Social media are great, because they are omnipresent, fast, easy to handle, good for getting in touch with people, monitoring news and accumulating multiple sources of information. But I genuinely love blogs, exactly because they are slower and more fundamental. And I’m sure they’ve got a huge p2p collaboration and networking potential (alongside with other tools of course – e.g. Wiki or Google Docs). That’s why I liked the Webcraft 101 idea to create such a p2p blogging community. It can be built from scratch of course and this process can be facilitated by searching for people through specialised places like P2PU or even Getstudyroom. But I thought it could also be a good thing for staying in touch and collaboration with already existing peers.

Now, this is exactly my case. For more than a month know, I’ve been learning and working in a team within a Data Expedition. And it happened so that this teamwork has been actually the best thing in the entire process. School of data is a wonderful project and Data Expeditions are really an awesome idea, but also a very challenging one in terms of implementation. I can’t say everything is perfectly organised – it’s a pilot version after all. But I was lucky to get into a team that actually made up for all the organisational shortcomings. And also for the first time gave me a sense of a p2p learning process.

Team10

The Data Expedition is going to be over soon. But it doesn’t mean that the teamwork is going to finish, especially as some team members expressed their willingness to stay in touch and continue our cooperation. So blogging might become an important part of such long-term collaboration process. I hope it will. Anyway, why not try. I’ve already followed one of our team members’ new-born blog, which I will promote as soon asI find out that tis blog’s author doesn’t mind.

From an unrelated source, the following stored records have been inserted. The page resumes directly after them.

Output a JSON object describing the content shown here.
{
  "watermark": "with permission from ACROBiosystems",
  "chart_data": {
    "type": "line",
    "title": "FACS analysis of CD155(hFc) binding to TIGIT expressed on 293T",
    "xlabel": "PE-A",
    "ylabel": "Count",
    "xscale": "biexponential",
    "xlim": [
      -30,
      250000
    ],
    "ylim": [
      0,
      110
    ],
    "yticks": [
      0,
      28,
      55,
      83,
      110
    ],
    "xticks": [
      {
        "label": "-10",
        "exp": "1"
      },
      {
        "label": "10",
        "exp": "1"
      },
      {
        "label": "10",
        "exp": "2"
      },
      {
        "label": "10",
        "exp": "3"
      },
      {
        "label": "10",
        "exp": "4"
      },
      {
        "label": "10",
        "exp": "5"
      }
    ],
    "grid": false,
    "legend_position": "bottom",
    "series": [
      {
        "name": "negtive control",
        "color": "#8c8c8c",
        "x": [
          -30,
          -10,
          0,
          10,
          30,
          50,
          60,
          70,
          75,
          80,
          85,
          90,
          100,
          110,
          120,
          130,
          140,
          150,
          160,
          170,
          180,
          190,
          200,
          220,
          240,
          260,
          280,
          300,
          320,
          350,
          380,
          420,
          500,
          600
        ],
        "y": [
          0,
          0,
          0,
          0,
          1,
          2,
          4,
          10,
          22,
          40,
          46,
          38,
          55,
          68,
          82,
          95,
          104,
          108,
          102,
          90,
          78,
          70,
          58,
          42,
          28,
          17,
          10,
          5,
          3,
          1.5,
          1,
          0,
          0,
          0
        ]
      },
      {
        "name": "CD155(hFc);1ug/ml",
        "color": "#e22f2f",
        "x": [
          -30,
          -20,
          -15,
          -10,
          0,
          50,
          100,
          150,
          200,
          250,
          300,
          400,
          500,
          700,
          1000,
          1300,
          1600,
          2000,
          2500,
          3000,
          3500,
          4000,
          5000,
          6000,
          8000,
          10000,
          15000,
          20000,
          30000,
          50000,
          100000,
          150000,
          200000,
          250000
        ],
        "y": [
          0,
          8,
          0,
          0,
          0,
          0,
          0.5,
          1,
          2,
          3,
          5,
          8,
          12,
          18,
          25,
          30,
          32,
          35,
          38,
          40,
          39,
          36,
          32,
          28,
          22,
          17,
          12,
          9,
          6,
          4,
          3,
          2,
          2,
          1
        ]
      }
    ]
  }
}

Well, that said, I must admit that this week I haven’t learnt as much technical stuff as I’d want to. But instead I’ve learnt quite a bit of new things about building online cooperation communities.

And I’ve also been trying to code every day – that is to spend at least 15 minutes by solving tasks at Codecademy. They say it is kind of important in order to learn something. I do hope it helps! OK, we’ll see. Anyway, it’s fun.

Getting good ideas from peers: Handwritten Python

IMAG0417A really nightmarish thing is learning too many subjects at a time. In my case, it normally results in learning nothing and quitting everything. Which is why having made the first step in the Webcraft course (which is creating a blog and finding some very interesting people) I have to overcome the urge to continue with HTML and get back to my unfinished stuff with Python and data.

But as I expected, following the P2PU people is very helpful, because it’s a source of great ideas. For instance, as I guess from several blog posts, one of the upcoming tasks in the course is writing an HTML code by hand in order to better understand the syntax. Well, at my beginner’s level in Python syntax is one of the worst problems. Unless I learn it, it always becomes some guess work (often rather successful, because tasks are still very simple). Not long ago I realized that surprisingly enough the idea of learning new words and phrases by heart in order to remember them seems to me absolutely obvious and normal when it comes to human languages (I’m currently learning Greek for instance), but it feels really infuriating when it comes to machine languages. While there’s actually not so much difference, only the machine languages must be much easier in terms of vocabulary and syntax.

Now, I really liked the idea of writing a code by hand in order to remember the syntax and I decided to try it with Python. To that end, I used a short simple code from a Codecademy task that I’ve already successfully done. It’s about dictionaries and lists. Well, I tried to reproduce a similar syntactically correct code on paper. It took me 4 attempts to complete it without any mistakes (I hope)! But now I feel a bit more comfortable with it.

Thanks for sharing good ideas, peers.

UPD: Oops. Just noticed one mistake. It should have been “list1” or something like that… not just “list”…